I've used WWW::Mechanize before and I've liked it (Why did I try to do this stuff in LWP for so long?), and so I've went ahead and gotten a workable script ready. I can log in, navigate to the page that lists the pdf links, and loop through those.
I do the following:
my $pdf = $mech->clone();
for my $link ($mech->find_all_links(url_regex => qr/viewstatement\.html/)) {
[removed for brevity]
unless (-f "Suddenlink/$year/$date.pdf") {
$pdf->get($link->url);
$pdf->save_content("Suddenlink/$year/$date.pdf", binary => 1);
When I compare one of these files with the same downloaded via Chrome, it's apparent what the problem is. Both files are identical on up to about 8-24 kbytes (it varies), but the Chrome pdf will be complete, and the perl-script pdf will be truncated.
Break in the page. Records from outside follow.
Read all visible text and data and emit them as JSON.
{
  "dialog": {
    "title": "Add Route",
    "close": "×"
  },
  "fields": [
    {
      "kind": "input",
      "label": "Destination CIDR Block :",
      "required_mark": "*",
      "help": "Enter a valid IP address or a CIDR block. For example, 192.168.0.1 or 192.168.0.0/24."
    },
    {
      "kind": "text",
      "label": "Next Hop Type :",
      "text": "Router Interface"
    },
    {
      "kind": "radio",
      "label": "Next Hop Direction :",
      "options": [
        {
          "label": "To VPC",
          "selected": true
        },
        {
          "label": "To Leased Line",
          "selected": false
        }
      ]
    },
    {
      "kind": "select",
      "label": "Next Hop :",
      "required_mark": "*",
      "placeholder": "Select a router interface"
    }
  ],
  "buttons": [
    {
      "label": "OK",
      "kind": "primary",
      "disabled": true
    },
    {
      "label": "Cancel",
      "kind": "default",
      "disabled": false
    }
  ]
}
It's late, and there's nothing obviously wrong with the code. Google is turning up a few problems with save_content(), but not anything like what I'm getting.
What am I doing wrong?
Upvotes: 2
Views: 436
Reputation: 27183
...[S]et
$mech->agent_alias()
to something. [Suddenlink is] doing a connection reset whenever they see a weird user agent string. – John O 18 hours ago
Upvotes: 2